Multiformat listening test @ ~64kbps: Results

Reply #23
Regarding the bitrate table,
I guess that CELT/Opus is not supported in any program that can display and/or export accurate bit rate data.
If the bitrate needs to be calculated from the file size should the size of the ogg container data be reduced from the file size before performing the calculation? What would be the correct amount?
Would the bitrate value then be comparable with the values that foobar shows for the other contenders? (It is quite simple to export bitrate data from foobar.)


If you wish to remove container overhead for the Vorbis and Opus files you can use a tool like ogg-dump from oggztools to extract all the packet sizes.

On a few samples Vorbis suffers a bit because the Vorbis headers are fairly large compare to an 8 second 64kbit/sec file (e.g. Sample01) but I don't think the container overhead is all that considerable.

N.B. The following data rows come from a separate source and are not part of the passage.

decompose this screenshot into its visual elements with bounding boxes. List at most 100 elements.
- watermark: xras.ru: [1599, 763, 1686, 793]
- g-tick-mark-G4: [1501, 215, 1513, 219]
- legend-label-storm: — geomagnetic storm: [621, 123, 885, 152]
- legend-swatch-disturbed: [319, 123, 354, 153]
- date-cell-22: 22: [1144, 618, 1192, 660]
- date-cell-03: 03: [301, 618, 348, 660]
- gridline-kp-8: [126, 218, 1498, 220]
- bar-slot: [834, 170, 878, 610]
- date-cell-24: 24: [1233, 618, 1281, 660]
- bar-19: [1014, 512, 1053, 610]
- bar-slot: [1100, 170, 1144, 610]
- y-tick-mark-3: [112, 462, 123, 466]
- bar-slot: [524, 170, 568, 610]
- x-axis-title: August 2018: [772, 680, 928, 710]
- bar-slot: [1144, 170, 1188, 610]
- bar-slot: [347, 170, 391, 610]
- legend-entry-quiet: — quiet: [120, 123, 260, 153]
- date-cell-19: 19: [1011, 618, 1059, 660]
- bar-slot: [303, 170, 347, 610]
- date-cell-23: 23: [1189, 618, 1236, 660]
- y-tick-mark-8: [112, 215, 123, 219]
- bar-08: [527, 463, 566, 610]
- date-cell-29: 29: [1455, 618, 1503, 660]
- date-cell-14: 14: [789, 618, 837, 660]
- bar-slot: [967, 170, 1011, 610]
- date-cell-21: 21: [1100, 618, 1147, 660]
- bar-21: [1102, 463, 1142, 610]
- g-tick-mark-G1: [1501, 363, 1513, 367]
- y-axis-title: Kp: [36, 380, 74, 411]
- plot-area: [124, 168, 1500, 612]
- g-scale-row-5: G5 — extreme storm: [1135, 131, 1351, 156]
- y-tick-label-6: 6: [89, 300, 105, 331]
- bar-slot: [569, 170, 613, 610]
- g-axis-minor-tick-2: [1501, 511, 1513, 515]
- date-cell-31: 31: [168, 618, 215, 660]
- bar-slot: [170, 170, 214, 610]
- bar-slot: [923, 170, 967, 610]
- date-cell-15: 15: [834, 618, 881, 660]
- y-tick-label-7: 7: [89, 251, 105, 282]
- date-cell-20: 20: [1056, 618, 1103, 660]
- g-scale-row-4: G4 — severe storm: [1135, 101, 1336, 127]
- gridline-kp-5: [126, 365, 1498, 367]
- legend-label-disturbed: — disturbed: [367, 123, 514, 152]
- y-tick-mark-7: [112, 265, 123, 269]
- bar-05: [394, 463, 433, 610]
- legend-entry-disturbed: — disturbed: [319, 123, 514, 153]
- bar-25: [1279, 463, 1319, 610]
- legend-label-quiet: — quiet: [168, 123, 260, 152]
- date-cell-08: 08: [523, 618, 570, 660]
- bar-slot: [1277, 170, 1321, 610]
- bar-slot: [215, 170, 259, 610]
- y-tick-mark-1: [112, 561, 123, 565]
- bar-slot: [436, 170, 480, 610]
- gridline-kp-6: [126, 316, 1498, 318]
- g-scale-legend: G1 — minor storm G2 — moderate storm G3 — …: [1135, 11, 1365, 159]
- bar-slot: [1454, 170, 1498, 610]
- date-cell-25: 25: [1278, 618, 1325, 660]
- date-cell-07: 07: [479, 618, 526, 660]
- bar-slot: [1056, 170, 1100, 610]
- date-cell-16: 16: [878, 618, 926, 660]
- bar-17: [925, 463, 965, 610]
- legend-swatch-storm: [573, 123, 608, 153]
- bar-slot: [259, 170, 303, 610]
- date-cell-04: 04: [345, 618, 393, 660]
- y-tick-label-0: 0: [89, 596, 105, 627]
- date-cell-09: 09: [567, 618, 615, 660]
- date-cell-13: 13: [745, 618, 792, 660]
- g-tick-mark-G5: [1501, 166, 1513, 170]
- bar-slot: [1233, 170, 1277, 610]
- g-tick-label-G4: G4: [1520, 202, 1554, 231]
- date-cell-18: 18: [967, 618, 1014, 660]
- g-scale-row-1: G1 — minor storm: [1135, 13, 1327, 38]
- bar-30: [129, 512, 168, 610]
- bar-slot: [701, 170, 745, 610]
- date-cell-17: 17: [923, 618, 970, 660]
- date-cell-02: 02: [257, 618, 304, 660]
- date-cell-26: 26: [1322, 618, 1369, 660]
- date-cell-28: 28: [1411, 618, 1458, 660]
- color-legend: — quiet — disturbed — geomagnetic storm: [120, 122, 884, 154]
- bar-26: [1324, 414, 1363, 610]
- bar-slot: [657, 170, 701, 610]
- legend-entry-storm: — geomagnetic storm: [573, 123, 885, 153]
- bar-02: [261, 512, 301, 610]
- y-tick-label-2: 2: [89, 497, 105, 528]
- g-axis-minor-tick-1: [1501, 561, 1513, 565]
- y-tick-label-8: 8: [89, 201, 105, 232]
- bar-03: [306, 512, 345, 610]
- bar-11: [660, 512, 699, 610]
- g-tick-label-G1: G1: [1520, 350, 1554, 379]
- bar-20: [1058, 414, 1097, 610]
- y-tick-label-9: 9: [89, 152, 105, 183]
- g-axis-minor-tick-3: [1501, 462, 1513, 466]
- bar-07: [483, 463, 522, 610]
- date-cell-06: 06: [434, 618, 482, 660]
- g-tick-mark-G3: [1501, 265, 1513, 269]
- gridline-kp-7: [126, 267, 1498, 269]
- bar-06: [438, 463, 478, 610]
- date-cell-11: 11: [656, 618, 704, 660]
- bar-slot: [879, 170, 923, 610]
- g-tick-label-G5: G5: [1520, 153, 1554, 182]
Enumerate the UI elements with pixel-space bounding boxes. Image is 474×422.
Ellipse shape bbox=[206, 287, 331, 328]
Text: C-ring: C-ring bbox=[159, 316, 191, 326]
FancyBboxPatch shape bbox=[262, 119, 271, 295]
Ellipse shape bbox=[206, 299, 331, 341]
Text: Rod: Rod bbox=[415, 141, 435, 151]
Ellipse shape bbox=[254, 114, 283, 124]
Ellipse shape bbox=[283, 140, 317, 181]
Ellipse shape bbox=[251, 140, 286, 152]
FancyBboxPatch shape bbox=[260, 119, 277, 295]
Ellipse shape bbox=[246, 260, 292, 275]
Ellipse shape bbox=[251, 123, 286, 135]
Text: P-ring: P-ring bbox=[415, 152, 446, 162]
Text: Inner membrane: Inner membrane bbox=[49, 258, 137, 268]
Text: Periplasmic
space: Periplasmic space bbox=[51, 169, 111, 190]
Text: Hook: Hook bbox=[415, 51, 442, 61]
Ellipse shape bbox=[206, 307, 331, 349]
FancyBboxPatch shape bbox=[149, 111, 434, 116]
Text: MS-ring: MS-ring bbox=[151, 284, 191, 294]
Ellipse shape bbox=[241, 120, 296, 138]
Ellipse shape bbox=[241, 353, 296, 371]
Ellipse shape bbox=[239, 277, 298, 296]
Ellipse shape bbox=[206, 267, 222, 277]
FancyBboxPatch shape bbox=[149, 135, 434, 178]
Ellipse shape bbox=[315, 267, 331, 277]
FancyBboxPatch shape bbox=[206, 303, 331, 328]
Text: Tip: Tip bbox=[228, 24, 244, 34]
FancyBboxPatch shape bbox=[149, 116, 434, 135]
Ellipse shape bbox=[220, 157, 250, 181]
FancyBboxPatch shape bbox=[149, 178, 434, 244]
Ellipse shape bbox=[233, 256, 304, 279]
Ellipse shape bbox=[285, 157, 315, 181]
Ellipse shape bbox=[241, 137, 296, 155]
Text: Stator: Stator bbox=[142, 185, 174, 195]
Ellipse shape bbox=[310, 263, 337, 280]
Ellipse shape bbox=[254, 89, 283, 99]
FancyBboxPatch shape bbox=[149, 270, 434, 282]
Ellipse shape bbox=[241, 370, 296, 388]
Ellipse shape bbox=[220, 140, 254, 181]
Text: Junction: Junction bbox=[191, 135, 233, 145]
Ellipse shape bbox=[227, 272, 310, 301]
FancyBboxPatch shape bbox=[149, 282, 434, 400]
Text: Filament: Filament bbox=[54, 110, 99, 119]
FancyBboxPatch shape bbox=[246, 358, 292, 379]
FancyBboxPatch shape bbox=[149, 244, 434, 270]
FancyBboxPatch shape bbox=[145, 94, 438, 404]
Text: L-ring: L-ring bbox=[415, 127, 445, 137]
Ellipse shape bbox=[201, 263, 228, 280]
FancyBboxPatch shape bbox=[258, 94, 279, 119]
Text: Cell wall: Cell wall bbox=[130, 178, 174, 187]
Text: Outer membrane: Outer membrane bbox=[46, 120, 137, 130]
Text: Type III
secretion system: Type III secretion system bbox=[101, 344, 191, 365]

Multiformat listening test @ ~64kbps: Results

Reply #24
Yes, I was too strict. Sorry about it.

Some of the listeners prefer Nero over Vorbis or vice versa. Some of them have rated Vorbis higher against HE-AAC codecs.
Other preferred Apple HE-AAC over CELT on second half of samples. These variations are all fine.
Finally on average Opus/CELT was better for all listeners with enough results.
It was very strange that you have ranked the Opus as low as low anchor! (like sample 10 and much others) where ALL other listeners scored it very well.
You average scores (including 5 invalid samples):
Vorbis - 3.53
Nero - 3.15
Apple -3.51
CELT - 2.34


Maybe your hardware has some issues.

Earlier I also wrote you to re run again the whole test  because there were 5 invalid results and all test was discarded.